[Signin Widget/Okta-Auth sdk] Why do I even need to maintain an Okta Session anyway? If I can use the access token for authentication

We are using Okta signin Widget (which has okta-auth sdk built-in) with OIDC.
So access token and idtoken is very readily available easily via the interfaces out of the box.

Our use-case is that:

  • We keep an ultra short in-activity session length of only 15 mins. (i.e. if a user logout and come back > 15 mins later, we want people to have to login again, but as long as they are continuously using the app, we want to keep them logged in)
  • We have 2 (SPA) webapps, and we uses Okta as our SSO agent.

So signin widget has a tokenManager which automatically refresh access tokens in localStorage -> great. Do I even need to keep the Okta session alive at all using the XHR requests (the cookie based okta session)?

It seems that if I just keep using the access token from local storage, I don’t need the Okta session at all and it can expire and won’t affect my use case?

thanks in advance for the inputs.

if you are using refresh tokens there won’t be a need to keep the okta session active in order to get new tokens

specifically what use-cases would require the use of Okta session but not just the tokens ?

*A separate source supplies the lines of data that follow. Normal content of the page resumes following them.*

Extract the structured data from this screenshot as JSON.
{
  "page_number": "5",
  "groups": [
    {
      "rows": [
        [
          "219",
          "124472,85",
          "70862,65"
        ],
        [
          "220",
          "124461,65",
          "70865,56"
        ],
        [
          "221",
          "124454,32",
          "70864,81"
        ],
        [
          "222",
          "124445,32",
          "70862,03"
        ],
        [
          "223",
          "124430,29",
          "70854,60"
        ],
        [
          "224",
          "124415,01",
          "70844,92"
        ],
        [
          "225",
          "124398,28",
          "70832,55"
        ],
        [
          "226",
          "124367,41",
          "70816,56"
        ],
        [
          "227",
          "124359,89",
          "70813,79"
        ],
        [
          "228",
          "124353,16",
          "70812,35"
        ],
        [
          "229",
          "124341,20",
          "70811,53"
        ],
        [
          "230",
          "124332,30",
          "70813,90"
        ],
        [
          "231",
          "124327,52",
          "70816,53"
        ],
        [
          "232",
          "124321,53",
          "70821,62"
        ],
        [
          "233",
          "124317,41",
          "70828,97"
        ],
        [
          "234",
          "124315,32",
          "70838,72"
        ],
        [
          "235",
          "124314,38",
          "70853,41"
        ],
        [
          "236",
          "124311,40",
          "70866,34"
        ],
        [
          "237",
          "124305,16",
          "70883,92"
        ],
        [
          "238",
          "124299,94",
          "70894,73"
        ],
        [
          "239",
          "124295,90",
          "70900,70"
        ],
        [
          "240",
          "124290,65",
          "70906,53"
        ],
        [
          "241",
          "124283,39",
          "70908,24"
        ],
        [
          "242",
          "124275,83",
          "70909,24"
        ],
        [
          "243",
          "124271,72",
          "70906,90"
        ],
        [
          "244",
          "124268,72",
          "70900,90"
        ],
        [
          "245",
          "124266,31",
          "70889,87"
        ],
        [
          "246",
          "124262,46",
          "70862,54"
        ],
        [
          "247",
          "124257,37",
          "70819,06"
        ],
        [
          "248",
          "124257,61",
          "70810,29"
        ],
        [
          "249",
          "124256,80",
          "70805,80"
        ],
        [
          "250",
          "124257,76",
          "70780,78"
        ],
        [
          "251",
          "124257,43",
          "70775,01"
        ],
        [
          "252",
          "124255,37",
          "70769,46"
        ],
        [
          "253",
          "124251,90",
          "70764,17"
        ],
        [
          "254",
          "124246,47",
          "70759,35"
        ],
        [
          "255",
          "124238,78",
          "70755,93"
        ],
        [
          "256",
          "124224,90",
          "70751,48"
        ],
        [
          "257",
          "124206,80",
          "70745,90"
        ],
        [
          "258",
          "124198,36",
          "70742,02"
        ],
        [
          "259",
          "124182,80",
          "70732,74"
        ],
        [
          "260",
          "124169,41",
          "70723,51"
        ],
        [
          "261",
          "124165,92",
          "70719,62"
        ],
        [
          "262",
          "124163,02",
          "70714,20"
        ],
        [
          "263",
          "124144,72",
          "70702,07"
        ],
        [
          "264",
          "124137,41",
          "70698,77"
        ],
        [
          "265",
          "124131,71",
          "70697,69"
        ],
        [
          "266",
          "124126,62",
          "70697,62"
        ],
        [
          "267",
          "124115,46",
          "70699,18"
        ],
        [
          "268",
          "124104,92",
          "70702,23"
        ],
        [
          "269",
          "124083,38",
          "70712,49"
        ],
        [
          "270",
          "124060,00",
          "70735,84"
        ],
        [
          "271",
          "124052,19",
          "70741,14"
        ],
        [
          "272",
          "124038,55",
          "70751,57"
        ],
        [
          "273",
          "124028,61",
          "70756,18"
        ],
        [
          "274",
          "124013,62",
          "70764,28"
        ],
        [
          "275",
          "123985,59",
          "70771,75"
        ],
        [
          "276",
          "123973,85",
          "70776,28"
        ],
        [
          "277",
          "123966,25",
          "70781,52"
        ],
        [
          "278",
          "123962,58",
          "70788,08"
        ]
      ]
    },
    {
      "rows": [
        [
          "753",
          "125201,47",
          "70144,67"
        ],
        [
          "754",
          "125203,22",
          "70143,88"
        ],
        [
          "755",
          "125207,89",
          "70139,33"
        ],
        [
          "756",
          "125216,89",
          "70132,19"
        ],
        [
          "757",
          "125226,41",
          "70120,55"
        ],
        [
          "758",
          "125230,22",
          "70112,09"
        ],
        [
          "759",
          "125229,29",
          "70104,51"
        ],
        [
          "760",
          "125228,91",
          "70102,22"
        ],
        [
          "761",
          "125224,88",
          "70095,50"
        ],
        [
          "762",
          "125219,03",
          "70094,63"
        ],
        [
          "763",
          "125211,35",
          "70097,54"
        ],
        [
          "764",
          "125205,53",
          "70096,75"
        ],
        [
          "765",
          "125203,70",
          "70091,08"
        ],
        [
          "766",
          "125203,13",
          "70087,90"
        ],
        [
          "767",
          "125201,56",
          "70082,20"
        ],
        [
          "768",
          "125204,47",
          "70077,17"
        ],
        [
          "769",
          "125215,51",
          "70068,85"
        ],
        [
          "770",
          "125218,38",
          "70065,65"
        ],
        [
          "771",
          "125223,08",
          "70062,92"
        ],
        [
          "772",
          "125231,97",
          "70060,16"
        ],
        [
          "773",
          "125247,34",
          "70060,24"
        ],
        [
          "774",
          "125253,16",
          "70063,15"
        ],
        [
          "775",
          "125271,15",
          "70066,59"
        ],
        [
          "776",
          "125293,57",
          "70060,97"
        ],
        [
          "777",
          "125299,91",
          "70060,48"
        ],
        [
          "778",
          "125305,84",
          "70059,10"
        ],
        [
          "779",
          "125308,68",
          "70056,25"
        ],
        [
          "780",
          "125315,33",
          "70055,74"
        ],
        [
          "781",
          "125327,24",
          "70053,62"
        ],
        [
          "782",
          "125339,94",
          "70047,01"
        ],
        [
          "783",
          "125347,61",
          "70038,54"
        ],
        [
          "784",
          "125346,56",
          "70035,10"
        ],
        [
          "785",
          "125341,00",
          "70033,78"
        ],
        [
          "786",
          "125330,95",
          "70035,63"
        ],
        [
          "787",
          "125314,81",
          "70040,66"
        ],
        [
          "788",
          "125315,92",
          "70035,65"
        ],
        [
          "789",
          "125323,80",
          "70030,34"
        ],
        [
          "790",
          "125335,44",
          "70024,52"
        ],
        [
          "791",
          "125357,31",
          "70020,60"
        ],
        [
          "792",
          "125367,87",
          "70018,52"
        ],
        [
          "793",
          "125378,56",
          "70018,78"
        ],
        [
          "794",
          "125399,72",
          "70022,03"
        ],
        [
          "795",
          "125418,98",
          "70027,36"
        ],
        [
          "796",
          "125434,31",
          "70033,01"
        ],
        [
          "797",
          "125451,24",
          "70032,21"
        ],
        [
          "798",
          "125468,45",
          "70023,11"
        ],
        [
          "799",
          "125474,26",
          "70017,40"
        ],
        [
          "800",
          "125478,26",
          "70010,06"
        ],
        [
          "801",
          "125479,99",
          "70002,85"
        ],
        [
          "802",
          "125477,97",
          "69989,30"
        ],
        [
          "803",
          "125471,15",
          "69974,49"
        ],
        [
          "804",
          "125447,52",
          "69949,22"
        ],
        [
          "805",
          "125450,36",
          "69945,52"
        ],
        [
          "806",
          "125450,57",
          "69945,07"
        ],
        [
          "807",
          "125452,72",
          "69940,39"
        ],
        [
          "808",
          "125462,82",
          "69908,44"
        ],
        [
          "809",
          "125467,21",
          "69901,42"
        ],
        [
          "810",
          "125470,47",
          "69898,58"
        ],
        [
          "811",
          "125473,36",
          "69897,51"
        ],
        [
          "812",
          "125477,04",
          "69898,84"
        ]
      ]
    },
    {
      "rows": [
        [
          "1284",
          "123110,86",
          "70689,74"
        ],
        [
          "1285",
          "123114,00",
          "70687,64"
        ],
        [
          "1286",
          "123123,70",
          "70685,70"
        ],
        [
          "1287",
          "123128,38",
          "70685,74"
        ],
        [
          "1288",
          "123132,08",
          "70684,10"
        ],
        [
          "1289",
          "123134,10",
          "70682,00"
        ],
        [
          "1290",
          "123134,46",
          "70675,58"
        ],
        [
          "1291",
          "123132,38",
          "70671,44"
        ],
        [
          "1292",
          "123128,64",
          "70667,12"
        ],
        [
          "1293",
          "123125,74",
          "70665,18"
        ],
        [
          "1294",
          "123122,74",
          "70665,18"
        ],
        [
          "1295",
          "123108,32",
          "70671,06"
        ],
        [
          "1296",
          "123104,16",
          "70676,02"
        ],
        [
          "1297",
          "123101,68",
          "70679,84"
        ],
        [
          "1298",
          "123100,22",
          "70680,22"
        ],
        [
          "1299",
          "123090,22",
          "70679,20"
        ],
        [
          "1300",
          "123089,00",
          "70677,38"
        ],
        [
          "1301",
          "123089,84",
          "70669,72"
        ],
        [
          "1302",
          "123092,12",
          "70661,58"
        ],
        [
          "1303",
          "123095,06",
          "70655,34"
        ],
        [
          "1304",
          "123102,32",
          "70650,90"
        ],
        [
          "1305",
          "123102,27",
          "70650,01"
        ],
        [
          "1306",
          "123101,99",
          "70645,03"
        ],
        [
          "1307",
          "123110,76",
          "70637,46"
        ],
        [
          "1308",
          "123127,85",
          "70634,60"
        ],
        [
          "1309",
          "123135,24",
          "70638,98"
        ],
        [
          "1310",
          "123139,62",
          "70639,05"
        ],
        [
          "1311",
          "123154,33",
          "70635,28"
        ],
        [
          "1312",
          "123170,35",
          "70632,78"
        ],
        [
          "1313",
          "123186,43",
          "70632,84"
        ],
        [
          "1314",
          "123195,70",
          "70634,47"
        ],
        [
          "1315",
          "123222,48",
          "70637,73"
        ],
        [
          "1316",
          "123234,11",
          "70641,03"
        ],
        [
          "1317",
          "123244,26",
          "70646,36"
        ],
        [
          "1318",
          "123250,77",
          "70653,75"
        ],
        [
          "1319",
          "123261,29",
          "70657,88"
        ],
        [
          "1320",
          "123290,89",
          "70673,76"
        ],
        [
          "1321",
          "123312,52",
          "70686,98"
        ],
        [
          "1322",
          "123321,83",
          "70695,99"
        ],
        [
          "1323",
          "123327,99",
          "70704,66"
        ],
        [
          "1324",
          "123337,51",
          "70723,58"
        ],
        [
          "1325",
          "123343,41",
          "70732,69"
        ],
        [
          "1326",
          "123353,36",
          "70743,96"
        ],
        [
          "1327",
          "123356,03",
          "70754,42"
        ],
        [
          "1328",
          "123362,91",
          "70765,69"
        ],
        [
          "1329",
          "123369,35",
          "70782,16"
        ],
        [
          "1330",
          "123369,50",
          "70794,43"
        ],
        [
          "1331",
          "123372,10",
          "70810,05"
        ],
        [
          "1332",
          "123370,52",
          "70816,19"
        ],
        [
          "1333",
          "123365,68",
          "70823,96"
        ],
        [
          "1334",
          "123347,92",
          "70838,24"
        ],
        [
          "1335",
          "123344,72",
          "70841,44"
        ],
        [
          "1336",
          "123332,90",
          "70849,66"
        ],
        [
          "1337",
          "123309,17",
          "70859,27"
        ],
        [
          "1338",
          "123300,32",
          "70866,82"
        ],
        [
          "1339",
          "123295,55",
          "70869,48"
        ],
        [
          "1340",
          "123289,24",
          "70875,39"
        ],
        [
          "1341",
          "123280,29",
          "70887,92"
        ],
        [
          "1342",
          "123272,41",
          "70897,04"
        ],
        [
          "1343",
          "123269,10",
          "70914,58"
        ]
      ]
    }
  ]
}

The Okta session allows for SSO into other applications part of your Okta Org.

But then the Tokens can also readily be used for authentication from the other applications.

Is it correct to think of Token and Okta session being different ways to achieve the same goal for SSO? (token can use localStorage/sessionStorage while Okta session has to use cookie)

And depending on which mechanisms the “other” applications uses, we should be able to do SSO even without okta session isn’t it?